Boisterous anchored peacefully off of the East Lemmon Cays.
This man could use some new kevlar racing sails.
Lora sports the traditional Kuna fashion, a reverse-applique, painstakingly stitched, mola blouse. Her scarf is also typical in the San Blas islands. She declined the typical gold nose-ring.
We borrowed branch president, Lucio Arocemena's sailing ulu, for a little tippy fun. Steering with an oar is a bit tricky at first, but we stayed dry. Does Lora look worried?
When the line on the reel starts zipping out, sometimes it just means seaweed, this time William (14) caught a nice dog-toothed tuna which we ate with the usual garlic and lime over rice with a few sprinkles of salt and pepper.
Lora and Pauli (8) pose with the Chief Sahila of Ustupu, Octavio de Leon. The Kuna people are the second shortest on the planet after the Pygmies in Africa, but ironically all the boys love basketball (second only to soccer). Each inhabited island is governed by an elected Sahila or leader. There is is primary sahila, and usually two assistants and a secretary. One of the secretary's tasks is to collect money from each visiting yacht, usually $5-10. A few of the islands have LDS sahilas. Most days there is a "congreso" where the people of the island get together with the sahilas to talk about problems, news, developments, etc.
A boat full of boisterous but happy boys.
The larger of these pretty-colored fish sell for about 50 cents.
We've been eating a lot of fruits and vegetables that we have never seen before, much of which we can't pronounce or spell.

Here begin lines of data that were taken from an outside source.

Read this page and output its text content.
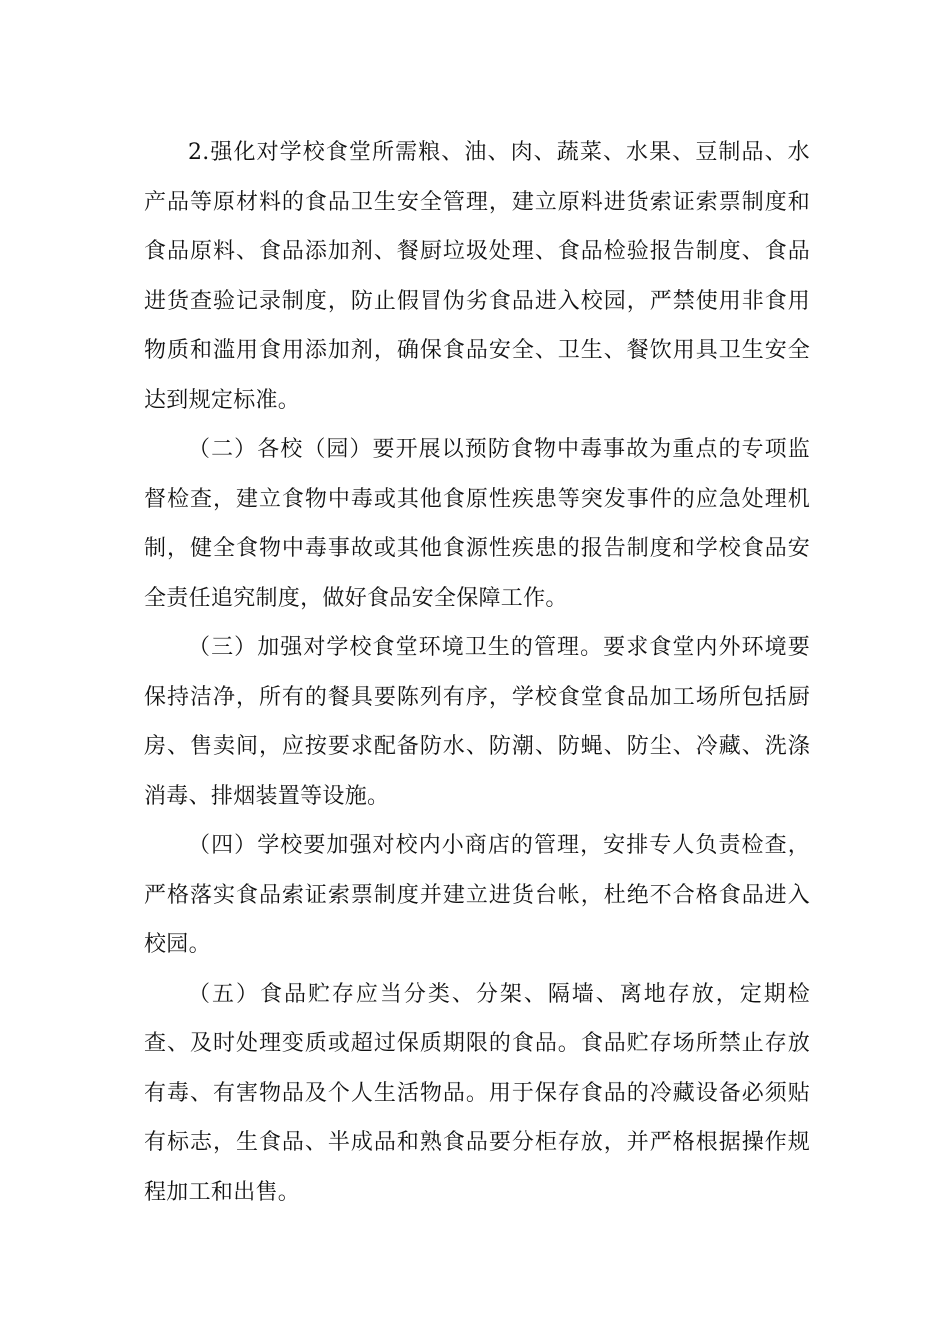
2.强化对学校食堂所需粮、油、肉、蔬菜、水果、豆制品、水产品等原材料的食品卫生安全管理，建立原料进货索证索票制度和食品原料、食品添加剂、餐厨垃圾处理、食品检验报告制度、食品进货查验记录制度，防止假冒伪劣食品进入校园，严禁使用非食用物质和滥用食用添加剂，确保食品安全、卫生、餐饮用具卫生安全达到规定标准。

（二）各校（园）要开展以预防食物中毒事故为重点的专项监督检查，建立食物中毒或其他食原性疾患等突发事件的应急处理机制，健全食物中毒事故或其他食源性疾患的报告制度和学校食品安全责任追究制度，做好食品安全保障工作。

（三）加强对学校食堂环境卫生的管理。要求食堂内外环境要保持洁净，所有的餐具要陈列有序，学校食堂食品加工场所包括厨房、售卖间，应按要求配备防水、防潮、防蝇、防尘、冷藏、洗涤消毒、排烟装置等设施。

（四）学校要加强对校内小商店的管理，安排专人负责检查，严格落实食品索证索票制度并建立进货台帐，杜绝不合格食品进入校园。

（五）食品贮存应当分类、分架、隔墙、离地存放，定期检查、及时处理变质或超过保质期限的食品。食品贮存场所禁止存放有毒、有害物品及个人生活物品。用于保存食品的冷藏设备必须贴有标志，生食品、半成品和熟食品要分柜存放，并严格根据操作规程加工和出售。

Kuna outhouses hang over the water. One man, on a nearby island, was bitten by a Crocodile while minding his latrine business. The croc was later hunted down, killed, and eaten.
Ustupu is the Venice of the San Blas Islands. There is a small maze of canals all around, and dugout ulus everywhere. Though there are hundreds of uninhabited islands, for some reason the Kuna Yala people prefer to crowd together in their huts built of bamboo and palm fronds.
Lora displays our dinner. A few minutes ago, he was scuttling about on the deck.
I was offered this little fellow for $1.50 and was told he would make an excellent stew. "I've already eaten," I said, "but thanks."
The Kuna women supplement their husband's salaries by making molas and foisting them upon cruisers. The Kuna Yala are a matriarchal society. Supposedly the women choose their husbands, and he moves in with her family.
The Kuna are excellent sailors, and I was always fascinated by their little dugouts. Some of them even had jibs. These boys from Playon Chico are, like us, out playing pirate.
These girls on Tikantiki a.k.a. Niadup (Devil island) offered to sell me some chirpy little birds. Alas, I politely declined. The birds were actually biting the girls, thus their expressions.
If we let him, Parker (3) would play in the sand and water all day.
We spent a couple of wonderful afternoons on BBQ island, the favorite cruiser hangout.
We actually heard the boys say, "Not lobster again?" This big fellow cost us a whopping $4. In the San Blas islands, we almost got tired of eating lobster and crab.
We met Sister Dorinda Lopez in the traditional dress along with her daughter Patricia Jaen (9) at the LDS branch in Nargana. Since this is a matriarchal society, the women keep their own last name, but the children take the father's surname.
There are sailing ulus everywhere, and I never tired of taking pictures of them. Boisterous is just visible in the background, anchored off Nargana.
We made lasting friends among the beautifu people of the San Blas Islands, and though we've only been gone a week, already we long to return.